Live at stackpro.herokuapp.

The Assignment

As dictated by the Hackerati:

Build a system to collect data that is generated on an interval (once a minute/hour/day/etc. Store in a database; record time and data value.

Build a web app that displays a graph of the collected data with a choice of intervals (per min, per hour, per day, etc.). Add a table report of the data with column headings. The table should be placed below the graph.

The Intel

Once an hour, a rake process runs to collect data from the Stack Overflow API to get the total number of questions asked that hour and the total number of which went unanswered. A question is considered unanswered if there are no answers with at least one upvote. This data is stored as an object in a mongo database running at MongoLab as follows:

{
    "asked": [int] number of questions asked
    "unnswered": [int] number of questions unanswered
    "percentage": [float] unanswered/asked * 100
    "unix": [long] the unix timestamp of when the data was pulled
    "timestamp": [string] a nicely formatted string: "hh:mm mm/dd"
}

When the site is loaded, rails calls the database for the most recent 48 entries and makes an array for each of the fields. Because the chart takes arrays, it's easier to do this iteration server side. On the front, chart.js and tablesorter provide beautiful representations of the data. The interval buttons slice and average the data live as necessary.

The whole thing is hosted on Heroku. Every 24 hours, all data older than 72 hours is erased to keep db size low (72 hours are kept just in case I expand at some point in the future).

The Future

Software (and the mission) is never done, and there's always more to add. Here's an outline of extra features I may one day implement.

  • Flexible intervals (or user set). It can basically handle this now; the front-end can slice/average any interval of the data it's given. There just needs to be another database call to get older data. This would probably lead to the back-end getting a face lift and making the db call separate so the front can call it as much as it likes.

  • Historical records. The only real limitation here is database size. Keeping hourly records for years will get out of hand. Could make a daily record every 24 hours, that could be neat. Would show trends through the week.

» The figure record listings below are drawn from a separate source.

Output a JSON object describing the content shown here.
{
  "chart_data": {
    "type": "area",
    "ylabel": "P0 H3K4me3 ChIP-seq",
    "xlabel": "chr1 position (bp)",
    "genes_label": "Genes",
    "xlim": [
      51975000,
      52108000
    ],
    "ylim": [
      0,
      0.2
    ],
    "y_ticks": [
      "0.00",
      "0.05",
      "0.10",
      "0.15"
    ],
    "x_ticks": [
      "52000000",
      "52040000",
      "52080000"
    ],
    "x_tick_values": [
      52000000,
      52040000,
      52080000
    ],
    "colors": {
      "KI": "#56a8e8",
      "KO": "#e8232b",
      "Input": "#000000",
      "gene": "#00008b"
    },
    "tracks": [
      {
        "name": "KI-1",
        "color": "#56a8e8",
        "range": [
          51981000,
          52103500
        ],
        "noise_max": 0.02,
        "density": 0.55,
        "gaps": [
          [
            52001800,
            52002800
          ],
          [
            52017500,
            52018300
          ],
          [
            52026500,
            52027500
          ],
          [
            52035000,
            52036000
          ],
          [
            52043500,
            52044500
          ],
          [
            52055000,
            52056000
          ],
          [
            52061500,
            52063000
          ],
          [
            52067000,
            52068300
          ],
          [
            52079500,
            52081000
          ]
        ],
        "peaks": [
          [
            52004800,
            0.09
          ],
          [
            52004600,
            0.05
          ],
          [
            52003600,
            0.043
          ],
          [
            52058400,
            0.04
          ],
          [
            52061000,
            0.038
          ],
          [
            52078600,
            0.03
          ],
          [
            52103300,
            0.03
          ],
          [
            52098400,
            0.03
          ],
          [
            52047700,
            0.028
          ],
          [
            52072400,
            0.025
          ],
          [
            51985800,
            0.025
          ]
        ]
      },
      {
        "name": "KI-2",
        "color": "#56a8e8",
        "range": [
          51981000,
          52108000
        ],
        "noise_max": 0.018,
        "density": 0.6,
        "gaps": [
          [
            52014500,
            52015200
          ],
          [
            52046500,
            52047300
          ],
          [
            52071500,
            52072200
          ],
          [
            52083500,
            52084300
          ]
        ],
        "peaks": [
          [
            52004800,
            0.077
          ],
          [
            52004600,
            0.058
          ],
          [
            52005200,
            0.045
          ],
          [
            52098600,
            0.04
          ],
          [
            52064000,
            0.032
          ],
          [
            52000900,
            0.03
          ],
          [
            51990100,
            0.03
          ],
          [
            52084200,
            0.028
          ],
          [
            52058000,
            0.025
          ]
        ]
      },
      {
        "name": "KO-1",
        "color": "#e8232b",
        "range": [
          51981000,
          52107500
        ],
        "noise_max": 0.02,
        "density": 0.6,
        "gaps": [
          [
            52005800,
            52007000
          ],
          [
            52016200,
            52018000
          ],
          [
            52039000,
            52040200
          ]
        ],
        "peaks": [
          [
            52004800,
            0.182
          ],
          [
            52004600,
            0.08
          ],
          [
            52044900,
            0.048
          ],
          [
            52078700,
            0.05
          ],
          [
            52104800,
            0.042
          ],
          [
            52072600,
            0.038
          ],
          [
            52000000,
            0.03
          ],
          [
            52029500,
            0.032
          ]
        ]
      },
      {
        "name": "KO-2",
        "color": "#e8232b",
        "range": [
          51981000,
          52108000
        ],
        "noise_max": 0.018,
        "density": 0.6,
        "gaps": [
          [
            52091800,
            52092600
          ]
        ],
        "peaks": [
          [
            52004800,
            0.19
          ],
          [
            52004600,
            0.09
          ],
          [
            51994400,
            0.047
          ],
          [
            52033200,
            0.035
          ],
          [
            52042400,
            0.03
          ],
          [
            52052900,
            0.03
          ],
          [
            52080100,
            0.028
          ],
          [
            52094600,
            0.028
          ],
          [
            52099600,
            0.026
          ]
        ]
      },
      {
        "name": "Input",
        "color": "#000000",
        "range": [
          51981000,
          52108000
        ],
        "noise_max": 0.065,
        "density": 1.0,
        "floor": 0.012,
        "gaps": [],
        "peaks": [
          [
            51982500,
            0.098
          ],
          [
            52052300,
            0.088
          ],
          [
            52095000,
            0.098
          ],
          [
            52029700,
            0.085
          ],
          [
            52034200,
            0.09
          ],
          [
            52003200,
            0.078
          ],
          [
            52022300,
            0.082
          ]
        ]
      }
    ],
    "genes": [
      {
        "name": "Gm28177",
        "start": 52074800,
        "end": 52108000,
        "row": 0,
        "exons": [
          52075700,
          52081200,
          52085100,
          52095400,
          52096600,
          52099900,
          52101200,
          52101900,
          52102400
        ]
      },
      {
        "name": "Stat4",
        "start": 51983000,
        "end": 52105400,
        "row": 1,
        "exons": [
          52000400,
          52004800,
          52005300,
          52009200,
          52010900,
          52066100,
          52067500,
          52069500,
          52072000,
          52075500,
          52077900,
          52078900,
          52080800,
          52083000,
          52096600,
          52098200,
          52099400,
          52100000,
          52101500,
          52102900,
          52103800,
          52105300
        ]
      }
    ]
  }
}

  • Other Stack Exchamge sites. They all use the same API, so it would be simple enough to have the existing code call for any (user inputted) site. The issue would be setting up recurring API calls for every possible site. But, with a small waiting bar, it would be easy enough to make 24 calls to iterate over the past 24 hours of an inputted site and give a live result. However, if a lot of users do this, it'll burn into max calls very quickly.